En bon survival, Gravity fonctionne à la course, à la fuite en avant, dans un environnement hostile à l’homme, dont les fonctions vitales sont pressées par la pénurie (d’oxygène principalement). Mais le parcours d’obstacles, extrêmement serré, que Cuarón oppose à ses personnages n’a rien d’une ligne droite – et c’est de là que le film tire son originalité frappante : le décor des diverses stations orbitales ressemble à un mobile géant qui évolue en permanence, dont les parties s’escamotent et se combinent, se détachent ou se percutent. Sauter de l’une à l’autre, c’est se confronter à chaque fois à un nouveau problème de géométrie dans l’espace : appréhender une forme avec toutes ses aspérités, comprendre son fonctionnement, en trouver l’entrée, en briser le code. Mais le plus grand danger, qui donne son caractère à la fois abstrait et hypnotique à l’action, c’est la vitesse d’inertie : les corps en suspension y sont soumis absolument et doivent à chaque instant composer avec sa loi d’airain, souveraine, incompressible, esquiver les objets lancés sur eux, ou toute forme contondante qui vient à leur rencontre.
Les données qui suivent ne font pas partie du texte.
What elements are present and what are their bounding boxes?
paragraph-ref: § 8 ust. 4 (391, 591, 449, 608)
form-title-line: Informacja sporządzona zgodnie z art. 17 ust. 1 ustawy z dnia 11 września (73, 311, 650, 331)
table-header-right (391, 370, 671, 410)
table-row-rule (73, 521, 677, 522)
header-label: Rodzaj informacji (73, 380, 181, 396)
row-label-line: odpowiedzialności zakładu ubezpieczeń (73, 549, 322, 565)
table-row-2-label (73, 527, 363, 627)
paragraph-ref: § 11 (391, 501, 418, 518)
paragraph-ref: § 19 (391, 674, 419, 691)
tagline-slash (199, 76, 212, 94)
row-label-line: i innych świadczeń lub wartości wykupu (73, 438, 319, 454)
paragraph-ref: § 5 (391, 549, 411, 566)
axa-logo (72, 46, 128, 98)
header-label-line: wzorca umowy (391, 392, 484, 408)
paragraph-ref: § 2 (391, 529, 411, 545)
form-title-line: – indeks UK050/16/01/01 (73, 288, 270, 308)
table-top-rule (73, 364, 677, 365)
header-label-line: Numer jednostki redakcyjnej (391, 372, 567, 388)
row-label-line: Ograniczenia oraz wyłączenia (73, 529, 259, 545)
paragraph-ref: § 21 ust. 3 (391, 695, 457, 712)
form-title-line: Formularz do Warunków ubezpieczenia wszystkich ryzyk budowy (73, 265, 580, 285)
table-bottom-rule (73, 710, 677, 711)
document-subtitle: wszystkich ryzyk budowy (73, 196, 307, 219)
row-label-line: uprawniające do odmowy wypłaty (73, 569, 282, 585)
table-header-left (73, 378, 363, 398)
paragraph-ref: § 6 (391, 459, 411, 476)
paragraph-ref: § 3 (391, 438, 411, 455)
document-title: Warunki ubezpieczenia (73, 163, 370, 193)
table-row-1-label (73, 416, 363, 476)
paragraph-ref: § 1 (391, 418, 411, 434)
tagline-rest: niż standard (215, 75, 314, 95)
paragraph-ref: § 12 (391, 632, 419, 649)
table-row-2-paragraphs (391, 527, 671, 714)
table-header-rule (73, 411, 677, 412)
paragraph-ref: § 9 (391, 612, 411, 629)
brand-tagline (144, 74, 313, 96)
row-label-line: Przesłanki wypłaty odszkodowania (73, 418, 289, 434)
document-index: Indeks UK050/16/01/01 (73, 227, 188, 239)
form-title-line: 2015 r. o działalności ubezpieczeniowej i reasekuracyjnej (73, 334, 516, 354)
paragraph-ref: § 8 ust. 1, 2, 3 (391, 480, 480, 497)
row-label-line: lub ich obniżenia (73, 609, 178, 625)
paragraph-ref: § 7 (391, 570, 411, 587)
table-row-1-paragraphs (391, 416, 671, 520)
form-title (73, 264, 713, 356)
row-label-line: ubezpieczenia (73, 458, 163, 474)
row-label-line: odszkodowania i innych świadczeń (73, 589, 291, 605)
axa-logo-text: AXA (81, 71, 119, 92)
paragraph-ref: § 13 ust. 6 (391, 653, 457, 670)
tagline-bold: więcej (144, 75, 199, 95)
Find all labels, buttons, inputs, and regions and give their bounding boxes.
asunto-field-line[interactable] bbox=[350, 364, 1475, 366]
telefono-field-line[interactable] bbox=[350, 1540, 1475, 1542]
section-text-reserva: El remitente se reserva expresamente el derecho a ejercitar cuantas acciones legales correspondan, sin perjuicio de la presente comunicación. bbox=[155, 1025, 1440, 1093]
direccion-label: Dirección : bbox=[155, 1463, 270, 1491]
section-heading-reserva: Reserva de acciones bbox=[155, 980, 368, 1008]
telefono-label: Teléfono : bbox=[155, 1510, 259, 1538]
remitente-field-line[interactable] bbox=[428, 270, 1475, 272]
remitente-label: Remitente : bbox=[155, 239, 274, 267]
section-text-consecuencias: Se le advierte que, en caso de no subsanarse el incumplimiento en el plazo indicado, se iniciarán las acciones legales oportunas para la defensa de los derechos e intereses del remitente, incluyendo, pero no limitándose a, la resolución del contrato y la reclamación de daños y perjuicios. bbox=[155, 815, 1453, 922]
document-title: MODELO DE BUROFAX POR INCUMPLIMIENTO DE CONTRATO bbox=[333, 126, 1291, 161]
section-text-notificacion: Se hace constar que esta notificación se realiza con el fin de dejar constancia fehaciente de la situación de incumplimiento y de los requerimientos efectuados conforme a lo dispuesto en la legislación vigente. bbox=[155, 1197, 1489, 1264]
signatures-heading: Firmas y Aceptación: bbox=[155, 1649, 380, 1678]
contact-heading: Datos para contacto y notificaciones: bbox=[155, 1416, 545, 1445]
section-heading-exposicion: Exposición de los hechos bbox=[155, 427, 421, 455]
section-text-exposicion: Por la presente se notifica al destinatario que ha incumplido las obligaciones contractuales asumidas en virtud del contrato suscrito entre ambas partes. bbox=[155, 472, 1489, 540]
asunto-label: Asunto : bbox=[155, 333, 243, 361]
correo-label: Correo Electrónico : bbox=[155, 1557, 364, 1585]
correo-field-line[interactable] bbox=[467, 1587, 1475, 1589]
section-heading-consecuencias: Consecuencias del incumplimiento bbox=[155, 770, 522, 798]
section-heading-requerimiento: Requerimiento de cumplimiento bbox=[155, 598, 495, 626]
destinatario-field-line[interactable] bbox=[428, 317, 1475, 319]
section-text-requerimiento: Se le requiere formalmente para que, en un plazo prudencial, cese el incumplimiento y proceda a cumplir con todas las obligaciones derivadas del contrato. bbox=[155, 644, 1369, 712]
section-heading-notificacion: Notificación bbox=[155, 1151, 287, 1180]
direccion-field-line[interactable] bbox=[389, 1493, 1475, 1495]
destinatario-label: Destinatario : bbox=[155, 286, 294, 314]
Ainsi abstraite de tout ancrage terrestre, l’action devient un pure problématique de trajectoire et d’accrochage, pour résister à la dérivation et au lent engloutissement par l’espace, cette matrice sans fond et sans visage (les personnages semblent carrément plongés dans la mort elle-même). Ce grand problème de physique, magistralement posé dans un grand étouffoir à trois dimensions, rejoint assez miraculeusement le sujet du film, simple et efficace comme un courant d’air : jusqu’où va l’affirmation du vouloir-vivre, le désir de s’accrocher, d’en découdre avec la matière ou, à l’inverse, de s’abandonner, de se livrer corps et âme à l’anti-matière (le caractère dépressif du personnage de Sandra Bullock – on apprend qu’elle a perdu sa fille – est souvent tenté de s’abandonner à la mort ambiante, flottante et douce comme une caresse) ?
À terme, Gravity se révèle un beau film sur la sensation, sur la nature haptique de l’image. Combien de fois, coincés derrière leur visière comme des spectateurs de leur propre impuissance, la survie des personnages dépend-elle d’une petite barre de fer, d’une mince anfractuosité de matière, sur laquelle leur main va pouvoir se crisper afin de freiner leur élan ? Combien de fois, au contraire, les harnais qui sanglent leurs combinaisons les ramènent-ils, comme un cordon ombilical infernal, vers le danger qu’ils essaient de fuir ? Agripper, lâcher. Il faut savoir prendre, puis rendre, dans un deuxième temps. À la fin du film, après avoir traversé le vide, le chaud et le froid, l’écrasement et l’étouffement, le choc des tôles et la caresse de l’apesanteur, la main de Sandra Bullock se referme sur une petite motte de glaise originelle, un petit coin de boue qui lui glisse entre les doigts comme un dernier souffle de vie.